Какая Яуза? Я ничего не понимаю.

— Вставай, милой… ишь разоспался как! — узнаю я ласковый голос Горкина. — Щеки-те нажгло… Хуже так-то жарой сморит, в головку напекет. Вставай, к Мытищам уж подходим, донес Господь.



Во рту у меня все ссохлось, словно песок насыпан, и такая истома в теле — косточки все поют. Мытищи?.. И вспоминаю радостное: вода из горы бежит! Узнаю голосок Анюты:

— Какой же это, бабушка, богомольщик… в тележке все!



И теперь начинаю понимать: мы идем к Преподобному, и сейчас лето, солнышко, всякие цветы, травки… а я в тележке. Вижу кучу травы у глаза, слышу вялый и теплый запах, как на Троицын день в церкви, — и ласкающий холодок освежает мое лицо: сыплются на меня травинки, и через них все — зеленое. Так хорошо, что я притворяюсь спящим и вижу, жмурясь, как Горкин посыпает меня травой и смеется его бородка.

— Мы его, постой, кропивкой… Онюта, да-кося мне кропивку-то!..



Вижу обвисшие от жары орешины, воткнутые надо мной от солнца, и за ними — слепящий блеск. Солнце прямо над головой, палит. У самого моего лица — крупные белые ромашки в траве, синие колокольчики и — радость такая! — листики земляники с зародышками ягод. Я вскакиваю в тележке, хватаю траву и начинаю тереть лицо. И теперь вижу все.

Весело, зелено, чудесно! И луга, и поля, и лес. Он еще далеко отсюда, угрюмый, темный.

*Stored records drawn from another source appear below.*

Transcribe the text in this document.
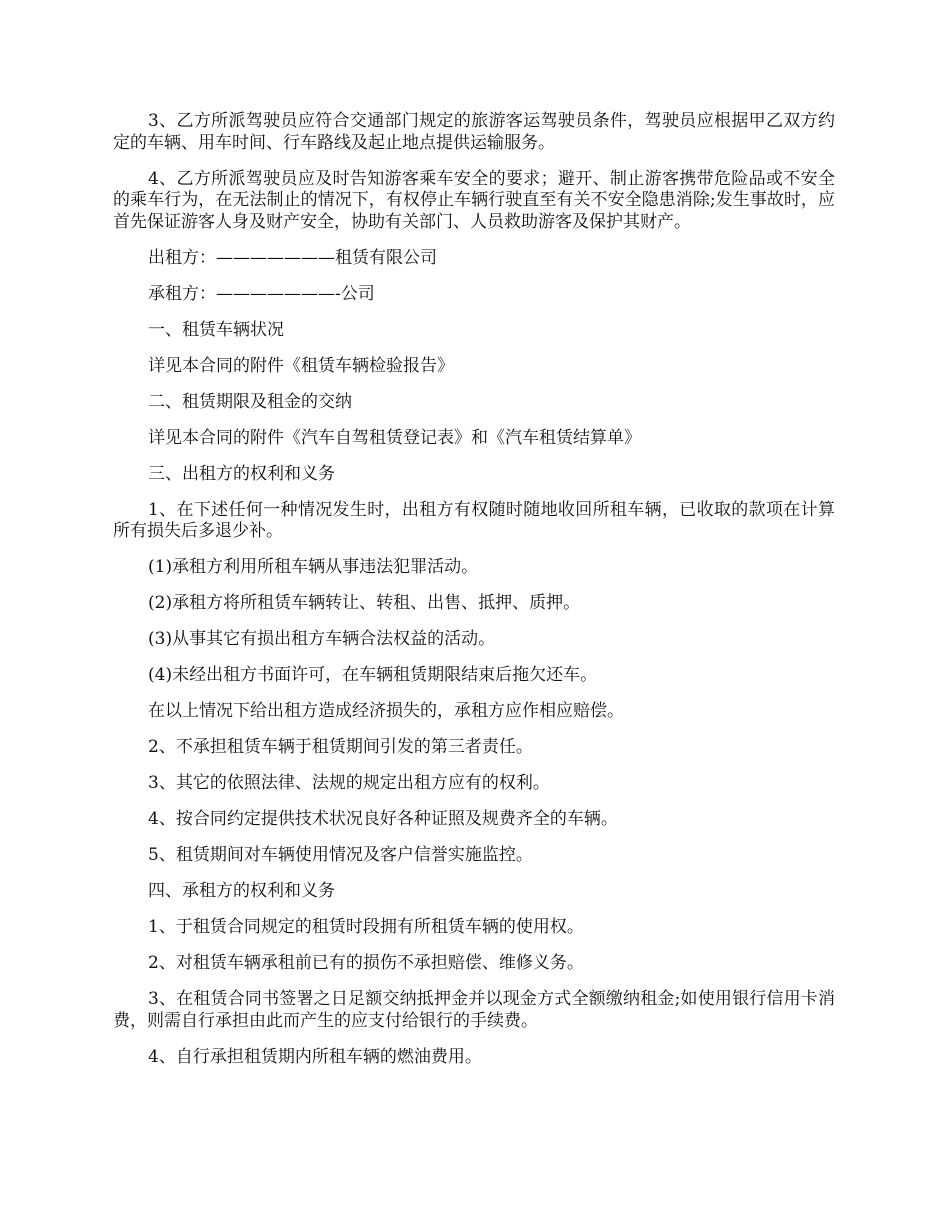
3、乙方所派驾驶员应符合交通部门规定的旅游客运驾驶员条件，驾驶员应根据甲乙双方约定的车辆、用车时间、行车路线及起止地点提供运输服务。

4、乙方所派驾驶员应及时告知游客乘车安全的要求；避开、制止游客携带危险品或不安全的乘车行为，在无法制止的情况下，有权停止车辆行驶直至有关不安全隐患消除;发生事故时，应首先保证游客人身及财产安全，协助有关部门、人员救助游客及保护其财产。

出租方：———————租赁有限公司

承租方：———————-公司

一、租赁车辆状况

详见本合同的附件《租赁车辆检验报告》

二、租赁期限及租金的交纳

详见本合同的附件《汽车自驾租赁登记表》和《汽车租赁结算单》

三、出租方的权利和义务

1、在下述任何一种情况发生时，出租方有权随时随地收回所租车辆，已收取的款项在计算所有损失后多退少补。

(1)承租方利用所租车辆从事违法犯罪活动。

(2)承租方将所租赁车辆转让、转租、出售、抵押、质押。

(3)从事其它有损出租方车辆合法权益的活动。

(4)未经出租方书面许可，在车辆租赁期限结束后拖欠还车。

在以上情况下给出租方造成经济损失的，承租方应作相应赔偿。

2、不承担租赁车辆于租赁期间引发的第三者责任。

3、其它的依照法律、法规的规定出租方应有的权利。

4、按合同约定提供技术状况良好各种证照及规费齐全的车辆。

5、租赁期间对车辆使用情况及客户信誉实施监控。

四、承租方的权利和义务

1、于租赁合同规定的租赁时段拥有所租赁车辆的使用权。

2、对租赁车辆承租前已有的损伤不承担赔偿、维修义务。

3、在租赁合同书签署之日足额交纳抵押金并以现金方式全额缴纳租金;如使用银行信用卡消费，则需自行承担由此而产生的应支付给银行的手续费。

4、自行承担租赁期内所租车辆的燃油费用。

Называют его — боры. В этих борах — Угодник, и там — медведи. Близко сереется деревня, словно дрожит на воздухе. Так бывает в жары, от пара. Сияет-дрожит над ней белая, как из снега, колокольня, с блистающим золотым крестом. Это и есть Мытищи. Воздух — густой, горячий, совсем медовый, с согревшихся на лугах цветов. Слышно жужжанье пчелок.

Мы стоим на лужку, у речки. Вся она в колком блеске из серебра, и чудится мне: на струйках — играют-сверкают крестики. Я кричу:

— Крестики, крестики на воде!..



И все говорят на речку:

— А и вправду… с солнышка крестики играют словно!



Речка кажется мне святой. И кругом все — святое.

Богомольцы лежат у воды, крестятся, пьют из речки пригоршнями, мочат сухие корочки. Бедный народ все больше: в сермягах, в кафтанишках, есть даже в полушубках, с заплатками, — захватила жара в дороге, — в лаптях и в чунях, есть и совсем босые. Перематывают онучи, чистятся, спят в лопухах у моста, настегивают крапивой ноги, чтобы пошли ходчей. На мосту сидят с деревянными чашками убогие и причитают:

— Благоде-тели… ми-лостивцы, подайте святую милостинку… убогому-безногому… родителев-сродников… для-ради Угодника, во телоздравие, во душиспасение…



Анюта говорит, что видела страшенного убогого, который утюгами загребал-полз на коже, без ног вовсе, когда я спал. И поющих слепцов видали. Мне горько, что я не видел, но Горкин утешает — всего увидим у Троицы, со всей Росеи туда сползаются. Говорят — вон там какой болезный!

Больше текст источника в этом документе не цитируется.